The standard examples of schemes that are not quasi-compact are either non-noetherian or have an infinite number of irreducible components. It is also easy to find non-separated irreducible examples. But are there other examples?
Question: Let $X$ be a locally noetherian scheme and assume that $X$ is irreducible (or has a finite number of irreducible components) and separated. Is $X$ quasi-compact (i.e., noetherian)?
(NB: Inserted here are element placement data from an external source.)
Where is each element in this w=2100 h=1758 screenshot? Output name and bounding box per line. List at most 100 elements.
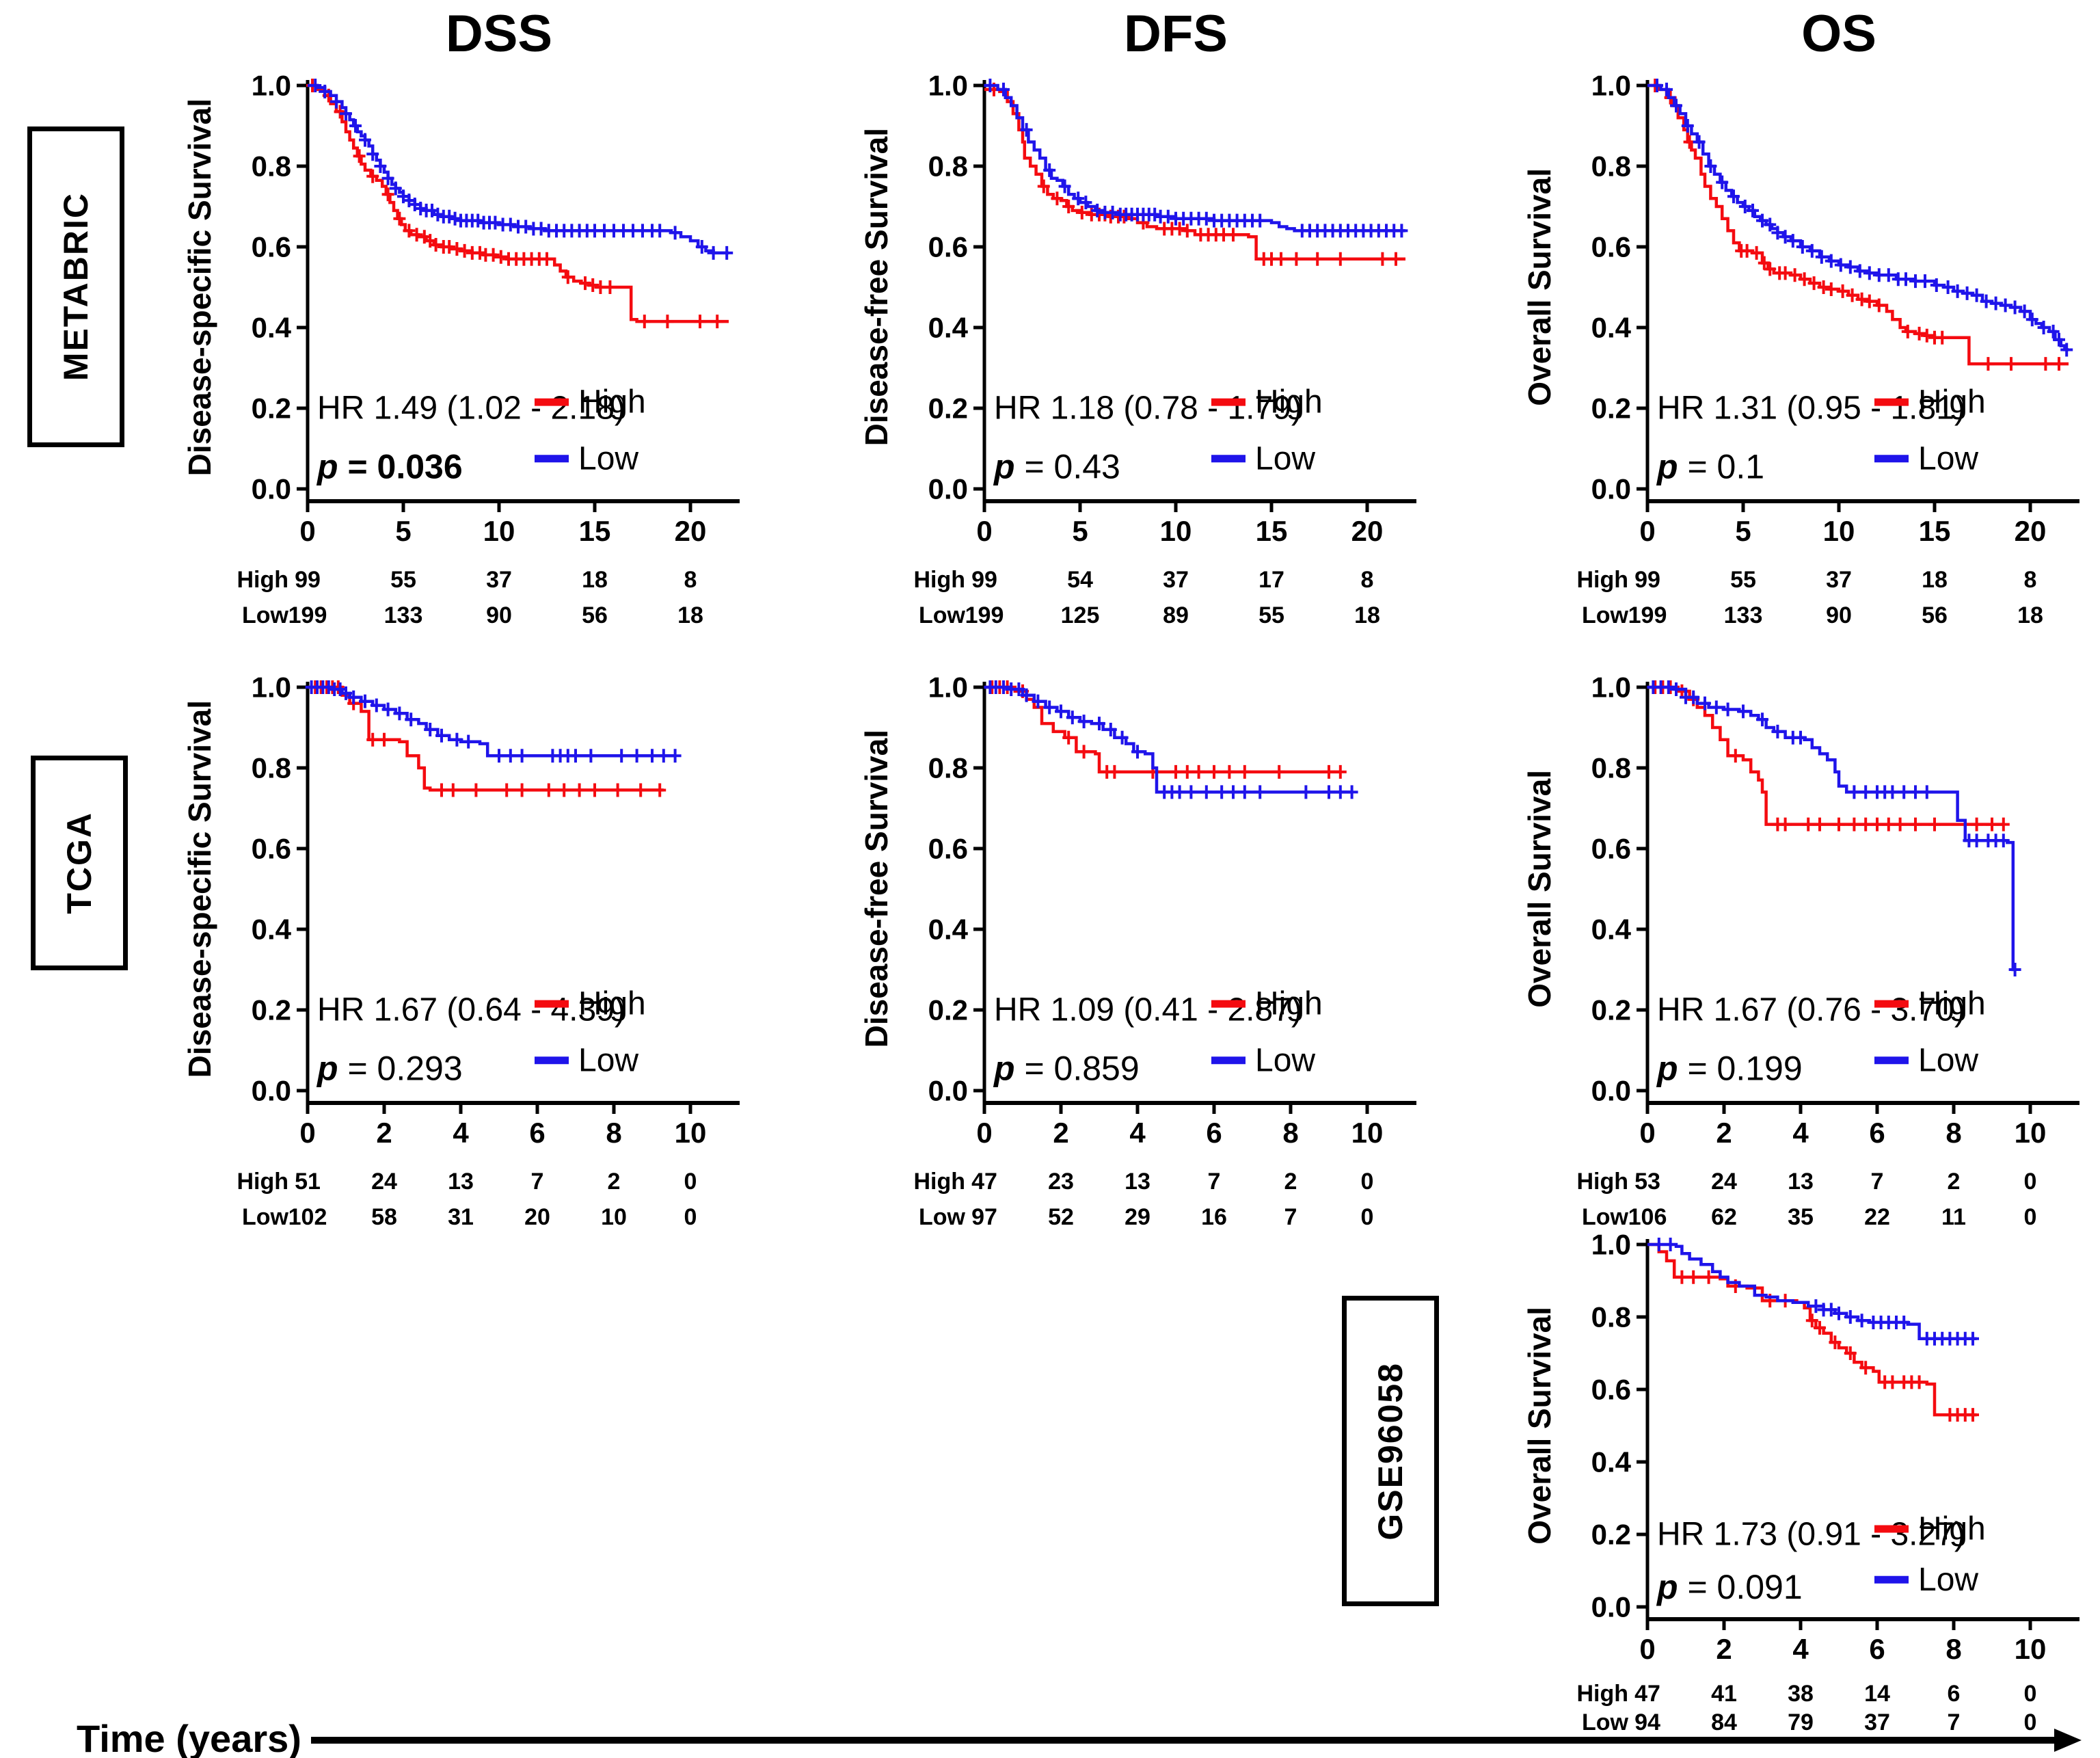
risk-count: 37 <box>1864 1709 1890 1735</box>
censor-mark <box>1771 226 1784 240</box>
risk-count: 7 <box>1947 1709 1961 1735</box>
risk-count: 55 <box>390 567 416 593</box>
censor-mark <box>1185 785 1198 799</box>
legend-label-high: High <box>1918 1511 1986 1547</box>
censor-mark <box>450 732 463 747</box>
row-label-metabric: METABRIC <box>57 192 95 382</box>
legend-label-high: High <box>578 986 646 1022</box>
censor-mark <box>657 749 670 763</box>
censor-mark <box>654 783 667 797</box>
y-tick-label: 1.0 <box>928 70 968 102</box>
censor-mark <box>1148 207 1161 222</box>
legend-label-low: Low <box>1255 1042 1315 1078</box>
censor-mark <box>393 211 406 226</box>
y-tick-label: 1.0 <box>252 671 291 704</box>
y-axis-title: Disease-free Survival <box>858 85 895 489</box>
row-label-box-gse96058: GSE96058 <box>1342 1296 1439 1606</box>
y-tick-label: 0.6 <box>1591 1374 1631 1406</box>
censor-mark <box>1980 294 1993 308</box>
censor-mark <box>1323 785 1335 799</box>
x-tick-label: 5 <box>395 515 411 547</box>
p-value-annotation: p = 0.43 <box>993 448 1120 486</box>
y-tick-label: 0.0 <box>1591 473 1631 505</box>
y-axis-title-text: Disease-free Survival <box>859 128 894 447</box>
risk-count: 24 <box>1711 1169 1737 1195</box>
censor-mark <box>359 133 371 147</box>
censor-mark <box>579 276 591 291</box>
risk-row-label-high: High <box>237 1169 288 1195</box>
censor-marks-low <box>309 79 733 260</box>
censor-mark <box>1051 191 1064 206</box>
censor-mark <box>1075 205 1088 219</box>
censor-mark <box>1786 234 1799 248</box>
censor-mark <box>634 783 647 797</box>
censor-mark <box>584 749 597 763</box>
censor-mark <box>1771 724 1784 738</box>
censor-mark <box>366 147 379 161</box>
censor-mark <box>414 201 427 215</box>
column-title-dfs: DFS <box>1124 5 1228 63</box>
censor-mark <box>1043 163 1056 177</box>
risk-count: 18 <box>2017 602 2043 628</box>
censor-mark <box>1334 785 1347 799</box>
x-tick-label: 20 <box>675 515 707 547</box>
censor-mark <box>1670 682 1682 696</box>
censor-mark <box>1687 1270 1700 1284</box>
risk-count: 0 <box>1360 1204 1374 1230</box>
censor-mark <box>504 217 517 232</box>
x-tick-label: 2 <box>376 1117 392 1149</box>
censor-mark <box>561 270 574 284</box>
censor-mark <box>1844 260 1857 274</box>
risk-count: 35 <box>1788 1204 1814 1230</box>
y-tick-label: 0.0 <box>252 473 291 505</box>
censor-mark <box>1055 704 1067 719</box>
x-tick-label: 0 <box>299 515 315 547</box>
censor-mark <box>1699 696 1711 710</box>
censor-mark <box>535 222 548 236</box>
censor-mark <box>1855 292 1868 306</box>
risk-count: 89 <box>1163 602 1189 628</box>
risk-count: 2 <box>1284 1169 1297 1195</box>
row-label-tcga: TCGA <box>60 812 98 914</box>
km-panel-metabric-dfs: Disease-free Survival 0.0 0.2 0.4 0.6 0.8 1.0 0… <box>858 58 1421 646</box>
risk-count: 18 <box>1922 567 1948 593</box>
x-tick-label: 0 <box>976 1117 992 1149</box>
survival-curve-low <box>308 685 675 758</box>
censor-mark <box>2025 312 2038 327</box>
risk-count: 16 <box>1201 1204 1227 1230</box>
x-tick-label: 0 <box>976 515 992 547</box>
censor-mark <box>1805 243 1818 258</box>
censor-mark <box>1716 175 1729 189</box>
censor-mark <box>1173 222 1186 236</box>
censor-mark <box>389 181 402 196</box>
risk-count: 31 <box>448 1204 474 1230</box>
censor-mark <box>669 226 682 240</box>
censor-mark <box>646 749 658 763</box>
risk-count: 125 <box>1060 602 1100 628</box>
x-tick-label: 0 <box>1639 1633 1655 1665</box>
risk-count: 199 <box>965 602 1004 628</box>
y-tick-label: 0.2 <box>1591 1519 1631 1551</box>
censor-mark <box>1273 764 1286 779</box>
p-value-text: = 0.1 <box>1678 448 1765 486</box>
censor-mark <box>2037 321 2050 334</box>
censor-mark <box>1727 189 1740 204</box>
p-value-annotation: p = 0.293 <box>316 1050 463 1088</box>
p-symbol: p <box>1656 1568 1678 1606</box>
censor-mark <box>1227 785 1239 799</box>
censor-mark <box>1702 1270 1715 1284</box>
censor-mark <box>1967 1331 1979 1346</box>
censor-mark <box>334 105 347 119</box>
risk-count: 97 <box>971 1204 997 1230</box>
censor-mark <box>997 680 1010 694</box>
censor-mark <box>1161 209 1174 224</box>
censor-mark <box>1681 119 1694 133</box>
y-axis-title: Overall Survival <box>1521 687 1558 1091</box>
censor-mark <box>541 252 553 266</box>
censor-mark <box>1807 276 1820 291</box>
censor-mark <box>435 728 448 743</box>
censor-mark <box>1825 1303 1838 1317</box>
censor-mark <box>431 207 444 222</box>
censor-mark <box>1779 266 1792 280</box>
censor-mark <box>349 119 362 133</box>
If the answer is no in general, what conditions on $X$ are sufficient? Locally of finite type over a noetherian base scheme $S$? Fraction field finitely generated over a base? What if $X$ is regular? In general, the question is easily reduced to the case where $X$ is normal and integral.
It certainly feels like the answer is yes when $X$ is locally of finite type over $S$. Idea of proof: Choose an open dense affine $U\subseteq X$, choose a compactification $\overline{U}$ and modify $X$ and $\overline{U}$ such that the gluing $Y=X\cup_U \overline{U}$ is separated. Then, $Y=\overline{U}$ (by density and separatedness) is proper and hence quasi-compact.
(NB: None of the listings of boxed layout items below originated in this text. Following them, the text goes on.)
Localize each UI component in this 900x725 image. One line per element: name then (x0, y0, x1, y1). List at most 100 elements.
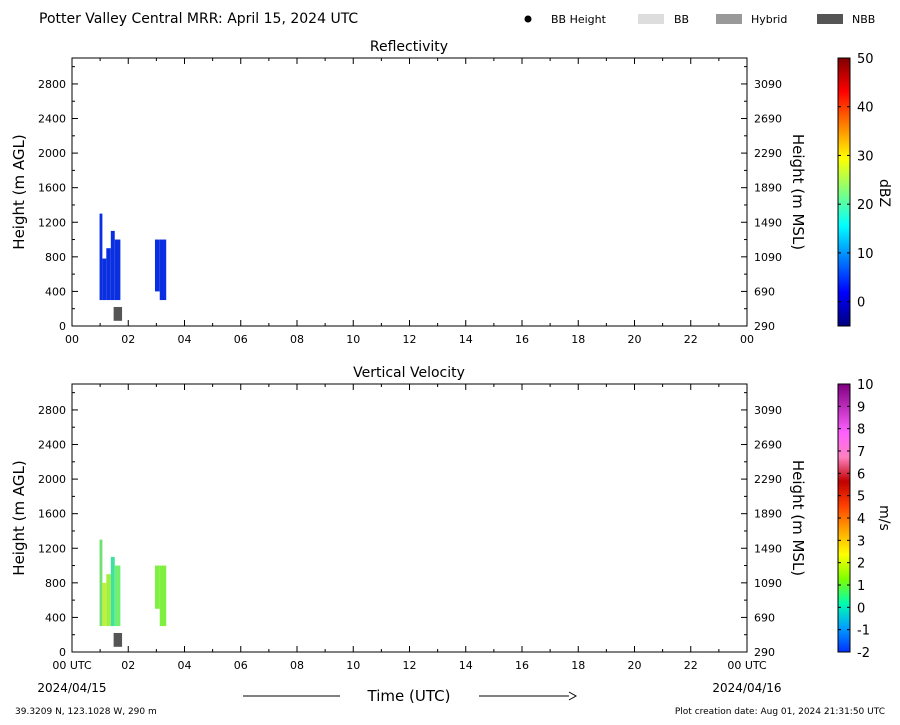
colorbar-tick-label-9: 7 (857, 445, 865, 460)
velocity-colorbar: -2 -1 0 1 2 3 4 5 6 7 8 9 10 (837, 378, 874, 661)
x-tick-label-1: 02 (121, 659, 135, 672)
colorbar-tick-label-1: -1 (857, 624, 870, 639)
echo-column-2 (106, 574, 111, 627)
station-location: 39.3209 N, 123.1028 W, 290 m (15, 707, 157, 717)
x-tick-label-0: 00 UTC (52, 659, 92, 672)
x-tick-label-12: 00 UTC (727, 659, 767, 672)
y-right-tick-label-4: 1890 (754, 508, 782, 521)
colorbar-bar (837, 57, 851, 327)
y-right-tick-label-5: 2290 (754, 473, 782, 486)
colorbar-tick-label-10: 8 (857, 423, 865, 438)
y-right-tick-label-6: 2690 (754, 439, 782, 452)
echo-column-4 (114, 565, 121, 627)
y-tick-label-5: 2000 (38, 473, 66, 486)
colorbar-tick-label-4: 40 (857, 101, 874, 116)
y-right-tick-label-1: 690 (754, 285, 775, 298)
y-tick-label-3: 1200 (38, 216, 66, 229)
legend-swatch-hybrid (716, 14, 742, 24)
colorbar-tick-label-8: 6 (857, 467, 865, 482)
x-tick-label-0: 00 (65, 333, 79, 346)
colorbar-tick-label-2: 0 (857, 601, 865, 616)
y-tick-label-1: 400 (45, 285, 66, 298)
colorbar-tick-label-3: 30 (857, 149, 874, 164)
velocity-colorbar-label: m/s (876, 505, 892, 531)
colorbar-tick-label-6: 4 (857, 512, 865, 527)
y-tick-label-6: 2400 (38, 439, 66, 452)
x-tick-label-7: 14 (459, 659, 473, 672)
reflectivity-y-label: Height (m AGL) (10, 134, 28, 249)
x-tick-label-10: 20 (628, 333, 642, 346)
y-right-tick-label-3: 1490 (754, 216, 782, 229)
echo-column-5 (154, 565, 160, 609)
legend-label-bb: BB (674, 13, 689, 26)
x-tick-label-6: 12 (403, 333, 417, 346)
x-tick-label-5: 10 (346, 659, 360, 672)
colorbar-tick-label-2: 20 (857, 198, 874, 213)
echo-column-5 (154, 239, 160, 292)
x-tick-label-1: 02 (121, 333, 135, 346)
x-tick-label-4: 08 (290, 659, 304, 672)
echo-column-2 (106, 248, 111, 301)
colorbar-tick-label-11: 9 (857, 400, 865, 415)
x-tick-label-3: 06 (234, 333, 248, 346)
echo-column-3 (110, 230, 115, 301)
colorbar-tick-label-12: 10 (857, 378, 874, 393)
y-right-tick-label-4: 1890 (754, 182, 782, 195)
figure-title: Potter Valley Central MRR: April 15, 202… (39, 11, 358, 27)
y-tick-label-5: 2000 (38, 147, 66, 160)
y-tick-label-4: 1600 (38, 508, 66, 521)
x-tick-label-10: 20 (628, 659, 642, 672)
colorbar-tick-label-5: 3 (857, 534, 865, 549)
x-tick-label-4: 08 (290, 333, 304, 346)
velocity-axes: 00 UTC 02 04 06 08 10 12 14 16 18 20 22 00 UTC040080… (38, 384, 782, 672)
y-tick-label-4: 1600 (38, 182, 66, 195)
x-tick-label-5: 10 (346, 333, 360, 346)
bb-mark-nbb-0 (113, 632, 123, 647)
x-tick-label-11: 22 (684, 333, 698, 346)
colorbar-tick-label-3: 1 (857, 579, 865, 594)
echo-column-3 (110, 556, 115, 627)
x-tick-label-11: 22 (684, 659, 698, 672)
y-tick-label-0: 0 (59, 320, 66, 333)
y-tick-label-3: 1200 (38, 542, 66, 555)
x-tick-label-6: 12 (403, 659, 417, 672)
y-tick-label-7: 2800 (38, 78, 66, 91)
reflectivity-panel: Reflectivity 00 02 04 06 08 10 12 14 16 18 20 22 000… (10, 39, 892, 346)
y-tick-label-6: 2400 (38, 113, 66, 126)
start-date-label: 2024/04/15 (37, 681, 106, 695)
y-right-tick-label-7: 3090 (754, 404, 782, 417)
colorbar-tick-label-4: 2 (857, 557, 865, 572)
velocity-echoes (99, 539, 167, 647)
plot-creation-date: Plot creation date: Aug 01, 2024 21:31:5… (675, 707, 885, 717)
echo-column-1 (102, 258, 107, 301)
colorbar-tick-label-0: -2 (857, 646, 870, 661)
reflectivity-colorbar: 0 10 20 30 40 50 (837, 52, 874, 327)
y-tick-label-0: 0 (59, 646, 66, 659)
legend-label-bb-height: BB Height (551, 13, 607, 26)
time-arrow-head-icon (568, 691, 578, 701)
legend-swatch-nbb (817, 14, 843, 24)
y-right-tick-label-2: 1090 (754, 251, 782, 264)
colorbar-tick-label-1: 10 (857, 247, 874, 262)
velocity-y-label: Height (m AGL) (10, 460, 28, 575)
x-tick-label-12: 00 (740, 333, 754, 346)
x-tick-label-2: 04 (178, 333, 192, 346)
legend-label-nbb: NBB (852, 13, 875, 26)
legend-swatch-bb (638, 14, 664, 24)
echo-column-0 (99, 539, 103, 627)
y-right-tick-label-0: 290 (754, 320, 775, 333)
y-right-tick-label-0: 290 (754, 646, 775, 659)
reflectivity-y-label-right: Height (m MSL) (789, 134, 807, 250)
echo-column-4 (114, 239, 121, 301)
colorbar-tick-label-7: 5 (857, 490, 865, 505)
colorbar-tick-label-0: 0 (857, 296, 865, 311)
y-right-tick-label-1: 690 (754, 611, 775, 624)
y-tick-label-2: 800 (45, 251, 66, 264)
x-tick-label-3: 06 (234, 659, 248, 672)
y-right-tick-label-5: 2290 (754, 147, 782, 160)
y-tick-label-1: 400 (45, 611, 66, 624)
y-right-tick-label-2: 1090 (754, 577, 782, 590)
x-tick-label-9: 18 (571, 333, 585, 346)
bb-height-dot-icon (524, 15, 532, 23)
x-tick-label-2: 04 (178, 659, 192, 672)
Remark 1: If $X\to S$ is a proper morphism, then the irreducible components of the Hilbert scheme Hilb(X/S) are proper. The subtle point (in the non-projective case) is the quasi-compactness of the components (which can be proven by a similar trick as outlined above).
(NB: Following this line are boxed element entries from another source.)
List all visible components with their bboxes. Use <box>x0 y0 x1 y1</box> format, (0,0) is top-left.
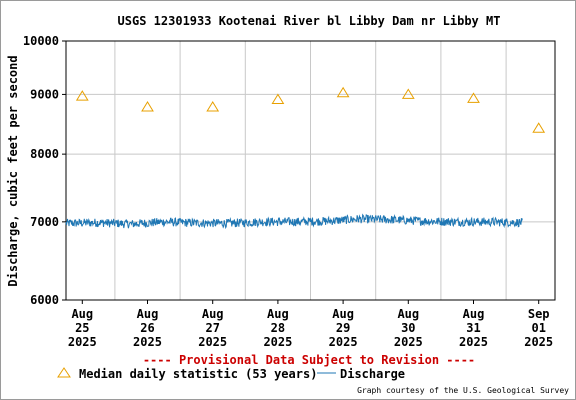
x-tick-label: Sep <box>528 307 550 321</box>
legend-median-label: Median daily statistic (53 years) <box>79 367 317 381</box>
median-triangle-marker <box>271 93 285 105</box>
x-tick-label: 25 <box>75 321 89 335</box>
y-axis-label: Discharge, cubic feet per second <box>6 55 20 286</box>
x-tick-label: Aug <box>463 307 485 321</box>
x-tick-label: 29 <box>336 321 350 335</box>
median-triangle-marker <box>467 92 480 103</box>
y-tick-label: 9000 <box>30 87 59 101</box>
provisional-notice: ---- Provisional Data Subject to Revisio… <box>143 353 475 367</box>
median-triangle-marker <box>141 101 154 112</box>
y-tick-label: 10000 <box>23 34 59 48</box>
median-triangle-marker <box>336 86 350 98</box>
x-tick-label: 2025 <box>329 335 358 349</box>
x-tick-label: Aug <box>332 307 354 321</box>
graph-credit: Graph courtesy of the U.S. Geological Su… <box>357 386 569 395</box>
median-triangle-marker <box>532 122 546 133</box>
x-tick-label: 31 <box>466 321 480 335</box>
legend-triangle-icon <box>57 367 71 378</box>
x-tick-label: 27 <box>205 321 219 335</box>
x-tick-label: Aug <box>71 307 93 321</box>
y-tick-label: 8000 <box>30 147 59 161</box>
legend-discharge-label: Discharge <box>340 367 405 381</box>
x-tick-label: 26 <box>140 321 154 335</box>
discharge-series-line <box>65 213 523 230</box>
x-tick-label: 30 <box>401 321 415 335</box>
median-triangle-marker <box>401 88 415 99</box>
median-triangle-marker <box>75 90 89 101</box>
x-tick-label: 28 <box>271 321 285 335</box>
x-tick-label: 2025 <box>198 335 227 349</box>
x-tick-label: Aug <box>137 307 159 321</box>
x-tick-label: 2025 <box>524 335 553 349</box>
x-tick-label: 2025 <box>68 335 97 349</box>
x-tick-label: Aug <box>397 307 419 321</box>
y-tick-label: 6000 <box>30 293 59 307</box>
x-tick-label: 2025 <box>394 335 423 349</box>
legend: Median daily statistic (53 years) Discha… <box>57 367 405 381</box>
plot-area: 600070008000900010000Aug252025Aug262025A… <box>23 34 556 349</box>
x-tick-label: Aug <box>202 307 224 321</box>
chart-title: USGS 12301933 Kootenai River bl Libby Da… <box>118 14 501 28</box>
plot-border <box>65 40 556 301</box>
y-tick-label: 7000 <box>30 215 59 229</box>
x-tick-label: 2025 <box>263 335 292 349</box>
x-tick-label: 01 <box>531 321 545 335</box>
x-tick-label: 2025 <box>459 335 488 349</box>
x-tick-label: 2025 <box>133 335 162 349</box>
x-tick-label: Aug <box>267 307 289 321</box>
median-triangle-marker <box>206 101 220 112</box>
Remark 2: If $X\to S$ is universally closed, then $X\to S$ is quasi-compact. This is question 23337.
Best Answer
There are smooth counterexamples. Let $S_0$ be a smooth separated irreducible scheme over a field $k$ with dimension $d > 1$, and $s_0 \in S_0(k)$. Blow up $s_0$ to get another such scheme $S_1$ with a $\mathbf{P}^{d-1}_k$ over $s_0$. Blow up a $k$-point $s_1$ over $s_0$ to get $S_2$, and keep going. Get pairs $(S_n, s_n)$ so that the open complement $U_n$ of $s_n$ in $S_n$ is open in $U_ {n+1}$ and is strictly contained in it. Glue them together in the evident manner, to get a smooth irreducible $k$-scheme. It is locally of finite type, but is not quasi-compact (since the $U_n$ are an open cover with no finite subcover). This is separated (either by direct consideration of affine open overlaps, or by using the valuative criterion).